The new effort from the minds behind Union Loafers is a delightfully chewy hit

Jan 23, 2023 at 10:52 am
click to enlarge Bagel Union
Jessica Rogen
The bagels are chewy and tender.

St. Louis has been starved for good bagels.

That was immediately apparent upon pulling up to the soft opening of Bagel Union (8705 Big Bend Boulevard, Webster Groves), the new effort from Ted Wilson and Sean Netzer, owners of the beloved Union Loafers Cafe and Bread Bakery.

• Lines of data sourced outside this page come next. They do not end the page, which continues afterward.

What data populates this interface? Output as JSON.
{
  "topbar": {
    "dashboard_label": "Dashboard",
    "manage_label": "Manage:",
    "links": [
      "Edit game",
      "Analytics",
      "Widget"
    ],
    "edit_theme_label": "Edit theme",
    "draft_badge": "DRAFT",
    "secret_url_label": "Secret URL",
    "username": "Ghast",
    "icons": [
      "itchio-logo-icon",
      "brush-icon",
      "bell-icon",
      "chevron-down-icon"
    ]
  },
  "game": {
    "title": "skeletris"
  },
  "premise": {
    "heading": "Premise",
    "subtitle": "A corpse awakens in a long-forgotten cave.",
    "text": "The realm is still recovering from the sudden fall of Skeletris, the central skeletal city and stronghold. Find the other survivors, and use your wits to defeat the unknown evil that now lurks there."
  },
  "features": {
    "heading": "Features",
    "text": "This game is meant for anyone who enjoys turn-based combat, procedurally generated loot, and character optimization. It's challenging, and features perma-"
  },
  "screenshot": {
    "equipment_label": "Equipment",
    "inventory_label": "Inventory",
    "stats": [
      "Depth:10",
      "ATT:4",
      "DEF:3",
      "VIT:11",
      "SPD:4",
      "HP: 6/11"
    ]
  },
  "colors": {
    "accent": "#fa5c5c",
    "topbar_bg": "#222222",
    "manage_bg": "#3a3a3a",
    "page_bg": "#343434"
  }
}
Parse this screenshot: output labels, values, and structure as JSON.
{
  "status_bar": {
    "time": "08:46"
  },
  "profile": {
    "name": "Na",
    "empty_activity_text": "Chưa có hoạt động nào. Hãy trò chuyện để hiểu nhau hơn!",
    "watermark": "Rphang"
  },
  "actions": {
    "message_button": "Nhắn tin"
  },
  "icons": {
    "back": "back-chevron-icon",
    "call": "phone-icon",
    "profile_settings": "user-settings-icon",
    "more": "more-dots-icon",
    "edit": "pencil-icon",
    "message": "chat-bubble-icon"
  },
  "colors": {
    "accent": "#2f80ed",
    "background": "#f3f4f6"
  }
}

Arriving just 15 minutes after the soft opening's start time of 8 a.m., I found the line to get into the small corner shop stretched down the block and around the corner.

“Do I want a bagel this much?” I wondered aloud, and my husband didn’t answer, a sure sign that the answer should be apparent. Nevertheless, I jumped out of the car and ran to the back of the line while he parked.

My fellow St. Louisans and I queued in the cold damp under a gray sky, and at 8:20 a.m., a woman at the front of the line told me she’d been there since 7:40. I grimaced and walked back to our place in the back. So, maybe 30 minutes I thought, foolishly.

click to enlarge Bagel Union
Jessica Rogen
That line.

I’ve always thought that people who enjoyed queuing were insane. But after being in line for 90 minutes in 30-something degree weather, I get it. Almost immediately we made friends with the woman behind us in line, amiably chatting about Schitt’s Creek and the possible ghosts in her new home. Then we chatted with the man in front of us, who had lived in Indianapolis and asked about my Indy marathon beanie. After half an hour, we realized that the guy who kept running into the street to snap phone photos was Pulitzer Prize-winning Post-Dispatch photographer Robert Cohen and said hello.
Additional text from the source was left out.